Rezensionen

Abby Johnson: Lebenslinie – Warum ich keine Abtreibungsklinik mehr leite. Sankt-Ulrich-Verlag, Augsburg 2012. 272 Seiten. 19,95 EUR.

Lebenslinie, die den Zaun durchbricht

BuchcoverEs ist jener Zaun, den die 20-jährige Abby Johnson an ihrem selbst gewählten Arbeitsplatz als freiwillige Beraterin in der Planned-Parenthood Klinik verstört wahrnimmt. Was motivierte jene Leute dort drüben zum Widerstand gegen die so eindrücklich vorgebrachten Argumente der Klinikangestellten, doch ganz für ‚Frauen im Konflikt‘ da zu sein? Warum zeigten sie gelegentlich Bilder von abgetriebenen Kindern; warum standen sie zumeist betend und still einfach da, um auf dem Parkplatz abtreibungsbereiten Mütter alternative Lebenshilfe anzubieten? Die Problematiken der anreisenden Frauen waren vielseitig, existenziell; da wollte Abby helfen. Anderen Menschen in ihren Sorgen und Ängsten begleitend beizustehen, das hatte die Einsatzbereitschaft des College-Girls Abby gereizt, als sie auf der Ehrenamtsmesse auf dem Campus in Bryan (Texas) von einer sympathisch wirkenden Frau hört: „Wir helfen Frauen, die sich in einer Krise befinden!“ In Kliniken, die so „wichtig für die Sicherheit der Frauen“ und deren „Selbstbestimmung“ sind! Im Geist des ‚pro familia‘ werde durch Aufklärung über Verhütung, Sexualkunde, reproduktive Gesundheitsleistungen und „kostenlose beziehungsweise sehr preiswerte Geburtenkontrolle“ sowohl für junge Mädchen wie für Verheiratete gesorgt; denn allein durch solche Information könnte Abtreibung „ungefährlich“ werden! Man wolle „Abtreibungszahlen senken“!

Und Abby half, indem sie Frauen vom Klinikparkplatz ins Haus begleitete, mitfühlend, ermutigend, beratend. Dort am Parkplatz, am Zaun aber standen jene Demonstranten, die den bekümmerten Frauen das Recht auf Abtreibung mit Verweis auf das Lebensrecht des Ungeborenen absprachen und deren Not doch noch vergrößerten!

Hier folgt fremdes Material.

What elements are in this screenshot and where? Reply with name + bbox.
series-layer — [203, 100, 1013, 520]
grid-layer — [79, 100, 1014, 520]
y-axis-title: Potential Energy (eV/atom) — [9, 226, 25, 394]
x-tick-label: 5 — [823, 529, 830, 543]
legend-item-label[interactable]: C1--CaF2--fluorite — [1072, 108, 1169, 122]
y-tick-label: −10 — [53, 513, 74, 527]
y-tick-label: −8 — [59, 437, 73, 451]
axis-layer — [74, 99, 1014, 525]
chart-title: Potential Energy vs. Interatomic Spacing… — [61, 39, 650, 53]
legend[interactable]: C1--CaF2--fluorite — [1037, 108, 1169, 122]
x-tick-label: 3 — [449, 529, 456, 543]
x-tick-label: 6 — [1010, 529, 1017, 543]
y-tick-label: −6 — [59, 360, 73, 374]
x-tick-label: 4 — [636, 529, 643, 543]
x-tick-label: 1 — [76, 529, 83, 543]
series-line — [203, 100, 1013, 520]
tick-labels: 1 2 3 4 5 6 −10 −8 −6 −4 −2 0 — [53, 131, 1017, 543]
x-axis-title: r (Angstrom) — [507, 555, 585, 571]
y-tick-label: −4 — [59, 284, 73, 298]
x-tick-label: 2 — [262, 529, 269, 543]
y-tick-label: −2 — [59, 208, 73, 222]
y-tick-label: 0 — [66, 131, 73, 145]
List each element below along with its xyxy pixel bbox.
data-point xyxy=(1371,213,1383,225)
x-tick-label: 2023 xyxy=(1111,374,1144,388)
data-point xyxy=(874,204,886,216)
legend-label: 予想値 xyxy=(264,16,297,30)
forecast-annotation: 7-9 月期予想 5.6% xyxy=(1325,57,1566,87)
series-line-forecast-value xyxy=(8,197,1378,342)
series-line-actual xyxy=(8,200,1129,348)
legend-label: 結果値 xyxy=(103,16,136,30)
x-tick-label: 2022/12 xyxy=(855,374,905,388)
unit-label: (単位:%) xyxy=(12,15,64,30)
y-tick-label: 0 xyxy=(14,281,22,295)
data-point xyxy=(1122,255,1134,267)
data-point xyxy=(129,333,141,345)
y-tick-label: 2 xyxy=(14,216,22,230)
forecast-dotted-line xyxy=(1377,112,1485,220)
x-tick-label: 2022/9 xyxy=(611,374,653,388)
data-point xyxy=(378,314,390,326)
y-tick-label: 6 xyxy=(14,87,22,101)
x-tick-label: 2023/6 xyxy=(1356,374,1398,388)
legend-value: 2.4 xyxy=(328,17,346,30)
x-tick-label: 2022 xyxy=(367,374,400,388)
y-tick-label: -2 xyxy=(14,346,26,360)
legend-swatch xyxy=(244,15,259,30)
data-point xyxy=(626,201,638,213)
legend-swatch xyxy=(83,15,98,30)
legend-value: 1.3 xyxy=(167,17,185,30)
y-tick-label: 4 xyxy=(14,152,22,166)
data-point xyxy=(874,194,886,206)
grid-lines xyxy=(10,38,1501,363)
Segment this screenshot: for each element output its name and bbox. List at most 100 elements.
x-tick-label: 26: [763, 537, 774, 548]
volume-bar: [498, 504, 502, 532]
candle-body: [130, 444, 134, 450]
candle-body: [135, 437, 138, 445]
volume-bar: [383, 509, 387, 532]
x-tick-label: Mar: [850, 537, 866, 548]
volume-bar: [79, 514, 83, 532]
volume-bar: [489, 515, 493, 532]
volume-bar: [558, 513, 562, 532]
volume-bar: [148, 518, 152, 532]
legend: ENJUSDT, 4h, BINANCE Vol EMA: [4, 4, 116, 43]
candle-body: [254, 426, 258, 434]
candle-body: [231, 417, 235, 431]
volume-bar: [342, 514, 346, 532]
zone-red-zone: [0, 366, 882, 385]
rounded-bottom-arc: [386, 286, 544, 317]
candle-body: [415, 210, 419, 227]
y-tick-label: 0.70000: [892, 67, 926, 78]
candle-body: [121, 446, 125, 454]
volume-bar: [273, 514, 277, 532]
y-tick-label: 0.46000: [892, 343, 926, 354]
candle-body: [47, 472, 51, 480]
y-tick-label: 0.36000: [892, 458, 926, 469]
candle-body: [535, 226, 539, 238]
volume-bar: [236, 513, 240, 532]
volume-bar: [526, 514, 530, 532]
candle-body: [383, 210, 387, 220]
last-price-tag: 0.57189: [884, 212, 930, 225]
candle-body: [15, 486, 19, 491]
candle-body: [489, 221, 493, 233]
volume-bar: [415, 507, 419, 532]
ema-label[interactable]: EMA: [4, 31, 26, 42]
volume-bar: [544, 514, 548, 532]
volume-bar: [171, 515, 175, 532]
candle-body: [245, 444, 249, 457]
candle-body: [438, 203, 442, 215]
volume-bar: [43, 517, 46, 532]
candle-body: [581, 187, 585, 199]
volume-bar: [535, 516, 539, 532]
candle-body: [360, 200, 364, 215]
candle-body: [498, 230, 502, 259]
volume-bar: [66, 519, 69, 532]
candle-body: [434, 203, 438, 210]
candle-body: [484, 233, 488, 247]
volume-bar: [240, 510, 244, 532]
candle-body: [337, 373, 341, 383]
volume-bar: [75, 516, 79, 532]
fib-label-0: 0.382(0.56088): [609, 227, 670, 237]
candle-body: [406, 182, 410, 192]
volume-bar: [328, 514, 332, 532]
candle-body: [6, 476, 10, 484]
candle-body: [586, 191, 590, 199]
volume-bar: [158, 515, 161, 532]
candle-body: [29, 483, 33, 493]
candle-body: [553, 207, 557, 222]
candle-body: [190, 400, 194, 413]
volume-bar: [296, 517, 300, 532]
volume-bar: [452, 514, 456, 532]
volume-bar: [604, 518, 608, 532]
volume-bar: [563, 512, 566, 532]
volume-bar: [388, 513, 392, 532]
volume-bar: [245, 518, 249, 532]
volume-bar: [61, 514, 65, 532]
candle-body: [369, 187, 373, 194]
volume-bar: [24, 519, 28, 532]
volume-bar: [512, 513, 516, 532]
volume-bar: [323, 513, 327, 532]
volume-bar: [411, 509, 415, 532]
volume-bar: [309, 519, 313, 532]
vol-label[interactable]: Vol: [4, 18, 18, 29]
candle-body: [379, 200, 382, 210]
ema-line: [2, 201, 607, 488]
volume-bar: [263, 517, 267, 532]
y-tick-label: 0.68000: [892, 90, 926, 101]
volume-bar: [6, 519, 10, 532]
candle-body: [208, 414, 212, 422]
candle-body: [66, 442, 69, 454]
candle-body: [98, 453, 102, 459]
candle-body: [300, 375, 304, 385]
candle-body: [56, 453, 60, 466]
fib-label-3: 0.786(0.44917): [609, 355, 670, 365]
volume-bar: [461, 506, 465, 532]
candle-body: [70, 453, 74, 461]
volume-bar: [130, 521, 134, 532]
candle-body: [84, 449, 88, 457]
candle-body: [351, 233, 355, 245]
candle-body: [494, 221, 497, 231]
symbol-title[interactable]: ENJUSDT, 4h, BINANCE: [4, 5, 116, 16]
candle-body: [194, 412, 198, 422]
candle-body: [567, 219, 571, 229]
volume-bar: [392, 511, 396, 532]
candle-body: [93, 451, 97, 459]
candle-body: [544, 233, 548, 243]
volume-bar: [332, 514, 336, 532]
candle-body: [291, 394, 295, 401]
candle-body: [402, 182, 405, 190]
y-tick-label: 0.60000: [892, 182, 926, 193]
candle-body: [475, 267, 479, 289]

Mit 20 Jahren hatte sich Abby in einer Klinik in Houston als Schwangere per Video über die Prozedur der Abtreibung aufklären und behandeln lassen, nicht weiter nachgedacht, ihr eigenes „Problem“ weggesteckt, vor ihrer gläubigen Familie verheimlicht und gegenüber christlich geprägten Freunden verteidigt. Sie war überzeugte Abtreibungsaktivistin und als solche selbst zu einer zweiten Abtreibung bereit. Ihre berufliche Kariere lief so gut, dass man ihr die Leitung einer Abtreibungsklinik übertrug. Sie war überzeugt, auf der richtigen Seite des Zauns zu stehen und hielt an dem übernommenen Wissen fest, dass Abtreibungen bis zur 12. Woche Frauen in Not davor bewahrten, Kurpfuschern in die Hände zu fallen. Eines war ihr schon klar: Spätabtreibungen zerstören Menschenleben.

Im Lauf der Jahre erfuhr sie dann das sich erweiternde Spektrum ihrer Klinik unter finanziellem Druck: die Abtreibungszahlen „mussten“ gesteigert werden! Immer häufiger wurden Mediziner im Haus aktiv. Und so kam die Wende: über ihre persönliche Beteiligung bei einem „Abbruch“ mittels Absaugmethode. Sie sollte den Ultraschallknopf halten. Da sieht sie das „vollständige, perfekte Profil eines Babys“. „Für einen kurzen Moment sah es so aus, als ob das Baby ausgewrungen würde wie ein Tuch“… und es begann, „in der Kanüle zu verschwinden“. „Und dann war alles weg“. Ausgelöscht. Sie denkt an ihre dreijährige Tochter Grace.

Da hält sie es nicht mehr aus, sie durchquert den Zaun zu jenen, deren täglicher Einsatz freundlich und ohne jeglichen finanziellen Lohn erfolgt. Gerade wollte dort Resignation über den geringen politischen Erfolg aufkommen. Doch nun steht Abby in der „Coalition for Life“, zur Freude ihrer Familie und Freunde. In einem von der PPH angestrengten juristischen Verfahren konnte sie von ihrem „Durchbruch“ überzeugen, sie hatte beide Seiten des Zauns kennen gelernt. Empfehlenswert: eindruckvoll, authentisch.